Воинственное настроение Ганского, подогретое озлоблением и крепкой водкой, выпитой сверх всякой меры, еще более разгорается, когда на пороге появляется Леон, которому он еще накануне велел прийти.
Смерив тяжелым взглядом исподлобья стройную фигуру парня, управитель не отвечает на его поклон, только небрежным мановением пальца подзывает его поближе. Но Леон знает, что между ним и паном управителем должно быть не меньше четырех шагов.

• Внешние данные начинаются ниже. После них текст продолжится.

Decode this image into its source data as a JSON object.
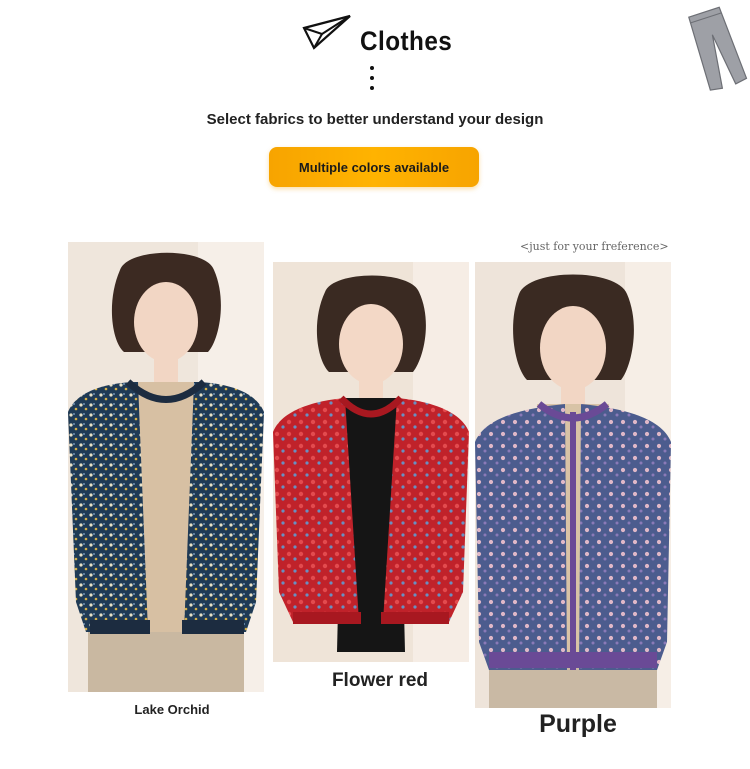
{
  "header": {
    "title": "Clothes",
    "subtitle": "Select fabrics to better understand your design",
    "badge_label": "Multiple colors available"
  },
  "hint": "<just for your freference>",
  "products": [
    {
      "label": "Lake Orchid",
      "color": "#1f3a55",
      "accent": "#e8e2c8"
    },
    {
      "label": "Flower red",
      "color": "#c0222a",
      "accent": "#6a8fc0"
    },
    {
      "label": "Purple",
      "color": "#5a4a8a",
      "accent": "#e0b8c8"
    }
  ],
  "icons": [
    "paper-plane-icon",
    "pants-icon"
  ]
}
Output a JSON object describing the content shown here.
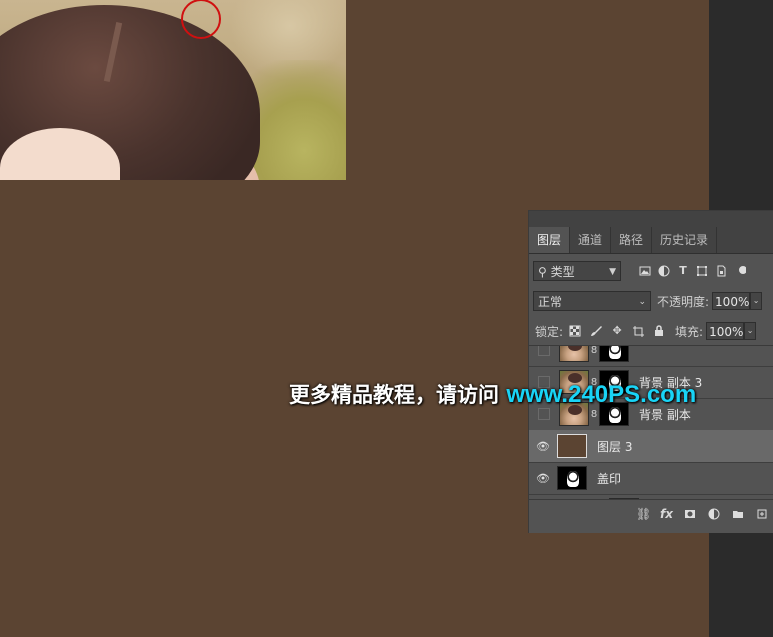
{
  "panel": {
    "tabs": [
      "图层",
      "通道",
      "路径",
      "历史记录"
    ],
    "active_tab": 0,
    "filter": {
      "label": "类型",
      "icons": [
        "image-filter-icon",
        "adjustment-filter-icon",
        "text-filter-icon",
        "shape-filter-icon",
        "smartobject-filter-icon"
      ]
    },
    "blend_mode": "正常",
    "opacity_label": "不透明度:",
    "opacity_value": "100%",
    "lock_label": "锁定:",
    "fill_label": "填充:",
    "fill_value": "100%",
    "layers": [
      {
        "name": "背景 副本 3",
        "visible": false,
        "thumb": "photo",
        "mask": true
      },
      {
        "name": "背景 副本",
        "visible": false,
        "thumb": "photo",
        "mask": true
      },
      {
        "name": "图层 3",
        "visible": true,
        "thumb": "fill",
        "selected": true
      },
      {
        "name": "盖印",
        "visible": true,
        "thumb": "mask"
      }
    ],
    "bottom_icons": [
      "link-icon",
      "fx-icon",
      "add-mask-icon",
      "adjustment-layer-icon",
      "group-folder-icon",
      "new-layer-icon"
    ],
    "fx_label": "fx"
  },
  "watermark": {
    "text": "更多精品教程，请访问 ",
    "url": "www.240PS.com"
  },
  "colors": {
    "canvas": "#5b4432",
    "panel": "#535353",
    "brush_circle": "#d01010",
    "url": "#19d4f6"
  }
}
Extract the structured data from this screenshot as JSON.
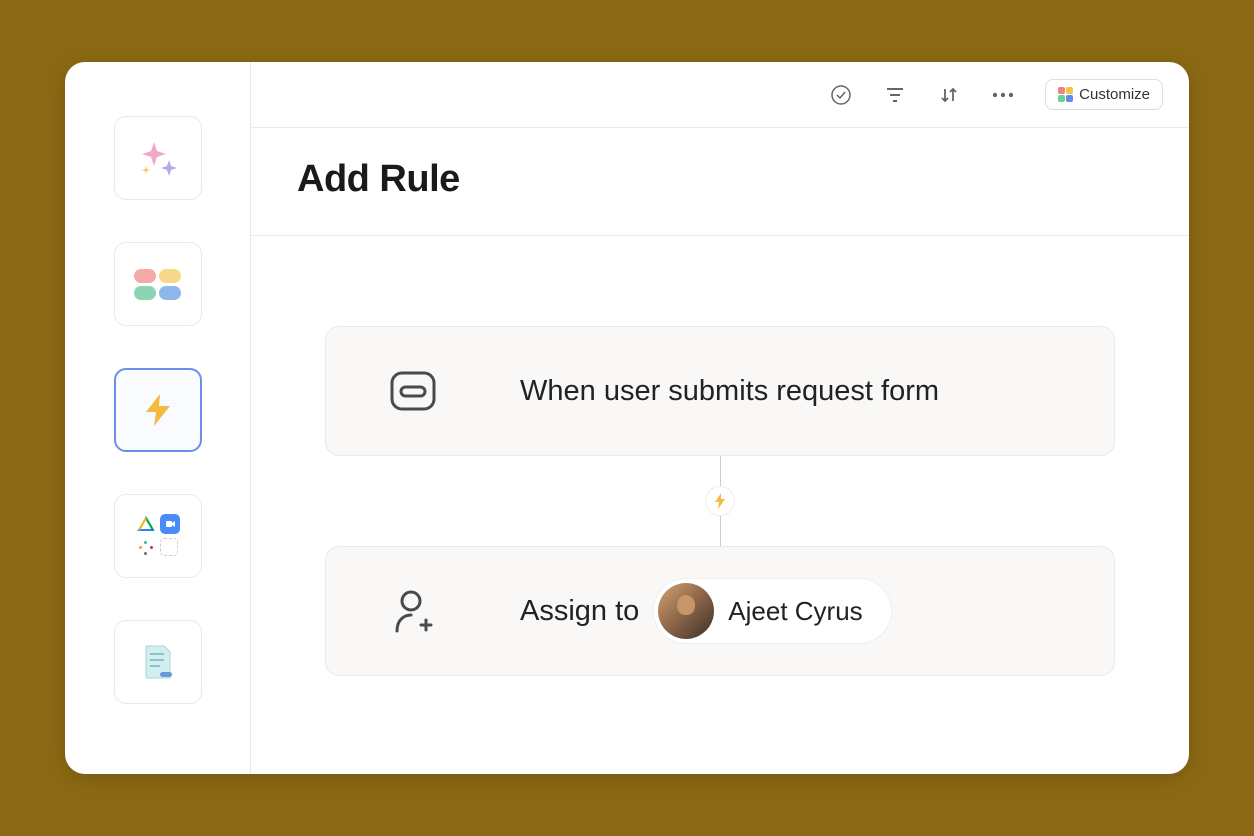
{
  "toolbar": {
    "customize_label": "Customize"
  },
  "header": {
    "title": "Add Rule"
  },
  "rule": {
    "trigger": {
      "text": "When user submits request form"
    },
    "action": {
      "label": "Assign to",
      "assignee_name": "Ajeet Cyrus"
    }
  },
  "colors": {
    "accent_yellow": "#f5b942",
    "active_border": "#6b8ee8"
  }
}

Пан управитель не раз кричал, что не выносит мужицкого духа, и запрещал подходить к своей особе ближе, чем на четыре шага.

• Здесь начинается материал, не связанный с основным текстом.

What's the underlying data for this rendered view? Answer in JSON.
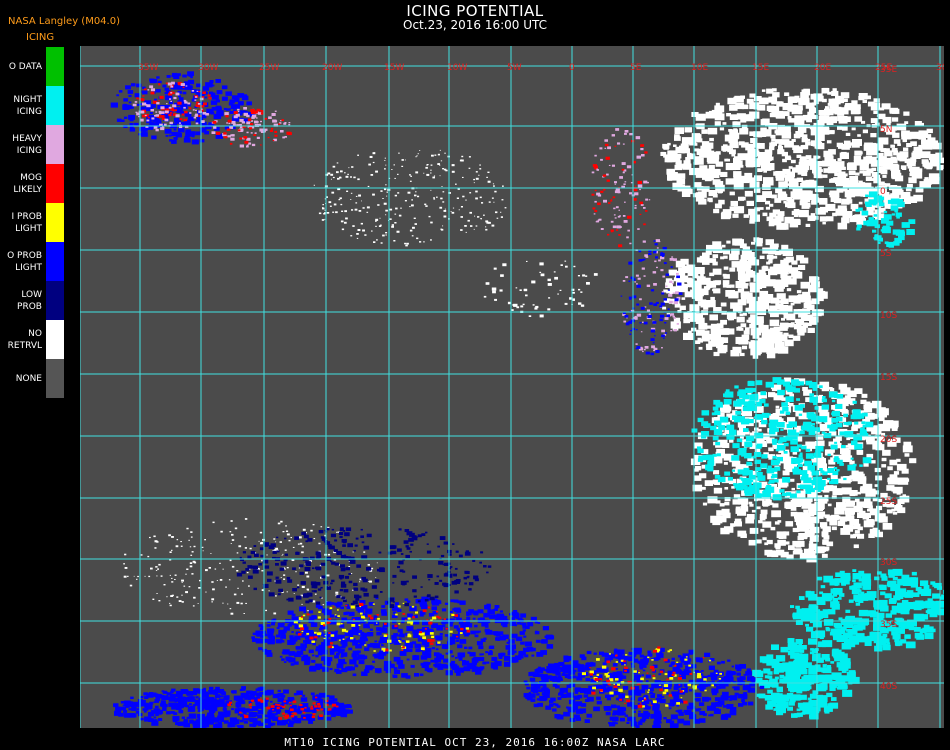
{
  "header": {
    "source": "NASA Langley (M04.0)",
    "product": "ICING",
    "title": "ICING POTENTIAL",
    "subtitle": "Oct.23, 2016 16:00 UTC"
  },
  "legend": [
    {
      "label": "O DATA",
      "color": "#00c000"
    },
    {
      "label": "NIGHT\nICING",
      "color": "#00f0f0"
    },
    {
      "label": "HEAVY\nICING",
      "color": "#e0a8e0"
    },
    {
      "label": "MOG\nLIKELY",
      "color": "#ff0000"
    },
    {
      "label": "I PROB\nLIGHT",
      "color": "#ffff00"
    },
    {
      "label": "O PROB\nLIGHT",
      "color": "#0000ff"
    },
    {
      "label": "LOW\nPROB",
      "color": "#000080"
    },
    {
      "label": "NO\nRETRVL",
      "color": "#ffffff"
    },
    {
      "label": "NONE",
      "color": "#555555"
    }
  ],
  "map": {
    "background": "#4b4b4b",
    "grid_color": "#40e0e0",
    "top_labels": [
      "35W",
      "30W",
      "25W",
      "20W",
      "15W",
      "10W",
      "5W",
      "0",
      "5E",
      "10E",
      "15E",
      "20E",
      "25E",
      "30E",
      "35E"
    ],
    "right_labels": [
      "35E",
      "5N",
      "0",
      "5S",
      "10S",
      "15S",
      "20S",
      "25S",
      "30S",
      "35S",
      "40S"
    ]
  },
  "footer": {
    "text": "MT10  ICING POTENTIAL   OCT 23, 2016 16:00Z   NASA LARC"
  }
}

— Что говорил тебе в дороге этот проходимец? — заревел управитель, брызгая слюной. — Говори, как на исповеди, не то прогуляешься на конюшню.
У Леона было желание ответить на этот лай одним способом. Но когда-то Семен Варивода пытался поспорить с паном управителем и ныне сгнил уже, верно, в далекой Сибири. Поэтому Леон только проглотил горькую слюну, подавляя обиду за иноземца, которого он и в самом деле считал лучшим барином на свете.
— Ничего не говорил.
Такой ответ не мог понравиться Ганскому. Постукивая тяжелым кулаком по пухлому, как подушка, колену, он сверлил взглядом недвижную фигуру Леона, приговаривая:
— Крутишь, подлюга, крутишь, стерва. Я тебе покручу, погоди!
— Как будет вашей милости угодно. Только он ничего не говорил. Молчал.
— А впрочем, и правда, — вдруг согласился Ганский, — о чем с тобой говорить? Разве ты понимаешь человеческий язык?
Глухая обида захлестывала сердце. Но Леон молчал. Вспомнились мудрые слова деда Мусия: не трожь пана — вымажешься. Леон хотел быть чистым. Пусть злится управитель. На что ему знать, как ласково и добросердечно разговаривал с Леоном француз, как Леон учил его русскому языку, как пел для него в дороге? Да разве надутый пан Кароль может понять это своим хищным умом? «Провались ты, сатана, — в сердцах приговаривает про себя Леон, — надувайся, может, лопнешь!», а вслух смиренно произносит:
— Ваша правда, пан управитель, об чем со мной господину французу говорить?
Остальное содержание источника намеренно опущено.